For the cupcakes
- 75g plain flour
- 200g caster sugar
- 75g butter
- 1 ½tsp baking powder
- 2 eggs, at room temperature
- 90ml whole milk, at room temperature
- 1tsp vanilla bean paste
- 60g digestive biscuits
- 100g dark chocolate (70–80% cocoa solids)
- 1 tsp butter
- 50ml double cream
- 125g caster sugar
- 75g golden syrup
- 2 large egg whites
- ½ tsp vanilla extract
- 4 squares of dark chocolate, to decorate
To make the cupcakes, preheat the oven to 180C/gas 4. Line the cupcake tin with 12 cupcake cases.
Blitz the digestive biscuits in a food processor until they are finely ground, or put them into a sealable bag, seal the bag and crush with a rolling pin. In the bowl of a stand mixer, combine the flour, crushed biscuits, sugar, butter and baking powder using the paddle attachment. Mix on a low speed until the mixture resembles fine breadcrumbs. Mix on a low speed until the mixture resembles fine breadcrumbs. You shouldn't see any large lumps of butter. Alternatively, use your fingers to rub the butter into the flour and sugar.
In a small jug, use a fork to blend the eggs, milk and vanilla bean paste together. Add the mixture a little at a time to the bowl, beating until it is all combined. Keep beating for a few minutes more, until the mixture is uniform and smooth with no lumps.
Divide the mixture between the cases evenly, filling each one no more than two-thirds full. Bake in the preheated oven for 16-18 minutes, until a skewer inserted comes out clean and the cakes are a pale golden brown. Don't be tempted to over-bake here; get them out as soon as the skewer is clean. The last thing you want is dry cakes.
Leave to cool for five minutes in the tin, then remove and leave to cool completely on a cooling rack. Do not attempt to core, fill or decorate them until they are cold.
To make the filling, finely chop the chocolate and put it into a small bowl. Heat the butter and cream in a saucepan until steaming hot but not boiling, then pour over the chocolate. Remove from the heat and leave to stand for a minute before stirring to form a smooth ganache.
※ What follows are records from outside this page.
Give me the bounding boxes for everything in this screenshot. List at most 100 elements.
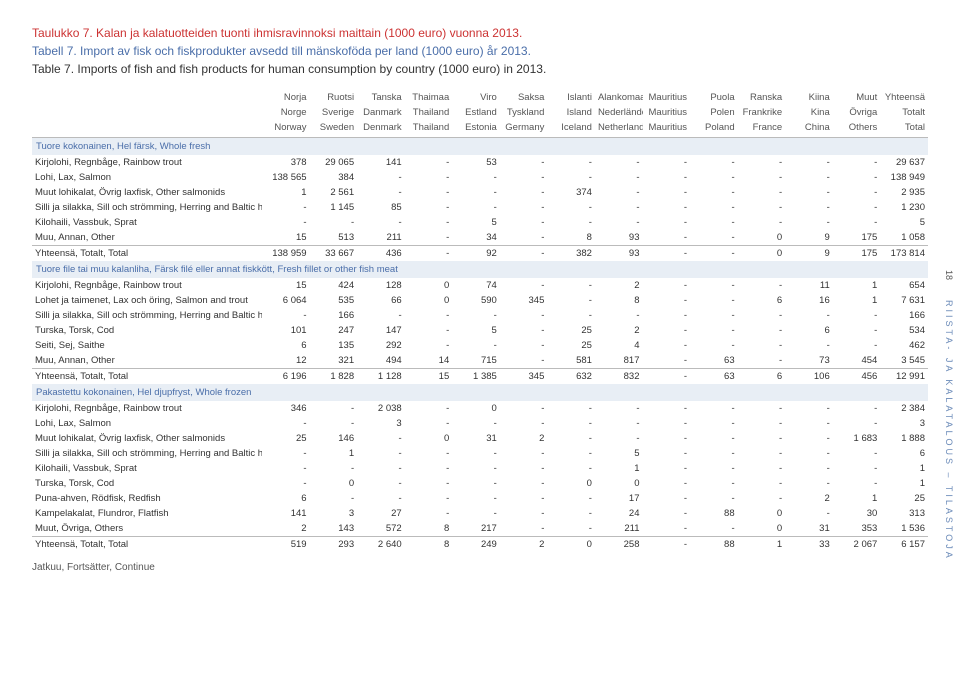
total-cell: - xyxy=(643,537,691,553)
cell: 1 xyxy=(833,278,881,293)
cell: - xyxy=(500,401,548,416)
cell: 378 xyxy=(262,155,310,170)
table-row: Muu, Annan, Other15513211-34-893--091751… xyxy=(32,230,928,246)
cell: - xyxy=(500,338,548,353)
col-header: Poland xyxy=(690,120,738,138)
total-cell: 382 xyxy=(547,246,595,262)
row-label: Muut lohikalat, Övrig laxfisk, Other sal… xyxy=(32,185,262,200)
cell: 590 xyxy=(452,293,500,308)
cell: 8 xyxy=(405,521,453,537)
cell: - xyxy=(643,476,691,491)
cell: 88 xyxy=(690,506,738,521)
cell: - xyxy=(738,215,786,230)
cell: - xyxy=(547,200,595,215)
cell: - xyxy=(833,185,881,200)
total-cell: 93 xyxy=(595,246,643,262)
row-label: Kirjolohi, Regnbåge, Rainbow trout xyxy=(32,401,262,416)
cell: - xyxy=(547,293,595,308)
total-cell: 63 xyxy=(690,369,738,385)
cell: - xyxy=(785,416,833,431)
cell: - xyxy=(785,338,833,353)
col-header: Totalt xyxy=(880,105,928,120)
cell: - xyxy=(547,446,595,461)
cell: - xyxy=(595,215,643,230)
col-header: Frankrike xyxy=(738,105,786,120)
table-row: Silli ja silakka, Sill och strömming, He… xyxy=(32,446,928,461)
total-cell: 175 xyxy=(833,246,881,262)
cell: 166 xyxy=(310,308,358,323)
cell: 6 064 xyxy=(262,293,310,308)
cell: - xyxy=(833,215,881,230)
cell: - xyxy=(690,200,738,215)
row-label: Seiti, Sej, Saithe xyxy=(32,338,262,353)
row-label: Lohi, Lax, Salmon xyxy=(32,416,262,431)
cell: - xyxy=(405,155,453,170)
cell: - xyxy=(357,461,405,476)
cell: - xyxy=(595,401,643,416)
cell: - xyxy=(738,308,786,323)
cell: 5 xyxy=(595,446,643,461)
cell: 1 xyxy=(595,461,643,476)
cell: 12 xyxy=(262,353,310,369)
cell: 8 xyxy=(547,230,595,246)
col-header: Thailand xyxy=(405,120,453,138)
cell: 513 xyxy=(310,230,358,246)
cell: - xyxy=(738,461,786,476)
cell: - xyxy=(785,401,833,416)
cell: - xyxy=(262,446,310,461)
cell: - xyxy=(262,215,310,230)
cell: - xyxy=(500,506,548,521)
cell: - xyxy=(833,401,881,416)
col-header: Norja xyxy=(262,90,310,105)
total-label: Yhteensä, Totalt, Total xyxy=(32,246,262,262)
cell: - xyxy=(405,461,453,476)
cell: 14 xyxy=(405,353,453,369)
cell: 321 xyxy=(310,353,358,369)
cell: - xyxy=(785,446,833,461)
total-cell: - xyxy=(405,246,453,262)
col-header: Viro xyxy=(452,90,500,105)
cell: - xyxy=(452,200,500,215)
total-cell: - xyxy=(643,246,691,262)
cell: 138 565 xyxy=(262,170,310,185)
row-label: Muut lohikalat, Övrig laxfisk, Other sal… xyxy=(32,431,262,446)
total-row: Yhteensä, Totalt, Total5192932 640824920… xyxy=(32,537,928,553)
cell: 1 888 xyxy=(880,431,928,446)
cell: - xyxy=(547,401,595,416)
cell: - xyxy=(262,416,310,431)
cell: 1 xyxy=(880,461,928,476)
table-row: Muut lohikalat, Övrig laxfisk, Other sal… xyxy=(32,431,928,446)
cell: - xyxy=(643,215,691,230)
total-row: Yhteensä, Totalt, Total138 95933 667436-… xyxy=(32,246,928,262)
cell: - xyxy=(785,185,833,200)
table-row: Lohi, Lax, Salmon--3----------3 xyxy=(32,416,928,431)
cell: - xyxy=(405,200,453,215)
col-header: Iceland xyxy=(547,120,595,138)
row-label: Lohet ja taimenet, Lax och öring, Salmon… xyxy=(32,293,262,308)
cell: - xyxy=(500,353,548,369)
cell: 25 xyxy=(880,491,928,506)
total-cell: 8 xyxy=(405,537,453,553)
cell: - xyxy=(357,491,405,506)
col-header: Norway xyxy=(262,120,310,138)
cell: 0 xyxy=(405,278,453,293)
cell: 384 xyxy=(310,170,358,185)
cell: - xyxy=(405,308,453,323)
cell: 0 xyxy=(452,401,500,416)
total-cell: 2 640 xyxy=(357,537,405,553)
cell: - xyxy=(310,491,358,506)
cell: - xyxy=(833,338,881,353)
cell: 25 xyxy=(547,323,595,338)
cell: 424 xyxy=(310,278,358,293)
cell: - xyxy=(262,461,310,476)
cell: - xyxy=(785,170,833,185)
cell: - xyxy=(405,230,453,246)
col-header: Tyskland xyxy=(500,105,548,120)
cell: 34 xyxy=(452,230,500,246)
cell: - xyxy=(357,476,405,491)
cell: 1 536 xyxy=(880,521,928,537)
cell: - xyxy=(833,446,881,461)
cell: 31 xyxy=(785,521,833,537)
cell: 73 xyxy=(785,353,833,369)
table-row: Lohet ja taimenet, Lax och öring, Salmon… xyxy=(32,293,928,308)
If any lumps of chocolate remain, put the bowl into the microwave for ten seconds then stir; repeat until the lumps are gone. Chill in the fridge for 30 minutes or so, until it is firm and scoopable.
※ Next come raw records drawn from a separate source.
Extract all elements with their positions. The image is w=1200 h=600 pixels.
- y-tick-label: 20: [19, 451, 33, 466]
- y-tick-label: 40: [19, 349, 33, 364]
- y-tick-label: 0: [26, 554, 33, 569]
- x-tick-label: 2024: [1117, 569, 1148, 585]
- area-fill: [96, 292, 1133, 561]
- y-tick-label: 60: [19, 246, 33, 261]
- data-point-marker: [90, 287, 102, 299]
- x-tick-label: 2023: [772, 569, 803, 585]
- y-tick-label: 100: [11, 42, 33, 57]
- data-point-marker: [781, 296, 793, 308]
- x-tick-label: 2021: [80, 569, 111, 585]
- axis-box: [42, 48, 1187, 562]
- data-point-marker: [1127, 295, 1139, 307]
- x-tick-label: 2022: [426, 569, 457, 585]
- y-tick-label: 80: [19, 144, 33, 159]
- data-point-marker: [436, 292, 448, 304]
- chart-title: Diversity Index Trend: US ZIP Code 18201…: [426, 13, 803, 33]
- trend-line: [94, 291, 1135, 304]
To make the marshmallow topping, put the sugar, golden syrup and 2 tablespoons of water into a saucepan and cook over a medium-high heat without stirring until the mixture reaches the soft-ball stage (118°C on a sugar thermometer). If you don’t have a thermometer, the mixture is ready when the bubbles start to stick together in the pan and it drips off a spoon in a steady stream. Remove from the heat.
Put the egg whites into a clean, grease-free bowl and whisk with an electric hand-held whisk until soft peaks form. With the whisk on low, carefully pour the hot sugar onto the egg whites, whisking all the time. When all the sugar has been added, increase the speed to high and whip until the sides of the bowl feel only slightly warm and the mixture is thick and glossy. Add the vanilla extract at the end. This icing is easiest to pipe when it is warm, so transfer immediately to a piping bag fitted with a large circular nozzle or with the tip cut off.
To assemble, use a sharp knife or specialist cupcake corer to make a circular incision in the centre of each cupcake, remove the centre and fill each one with a teaspoon of the chocolate filling.
Pipe a large mound of marshmallow topping on the top of each cupcake, covering the chocolate filling. Use a blowtorch, if you have one, to lightly brown each one, avoiding the paper case as this will burn. You could use the grill to brown the marshmallow topping, but watch carefully because it is more difficult to control the colour and prevent it burning.
To finish, chop the chocolate squares finely and sprinkle over the top of the marshmallows.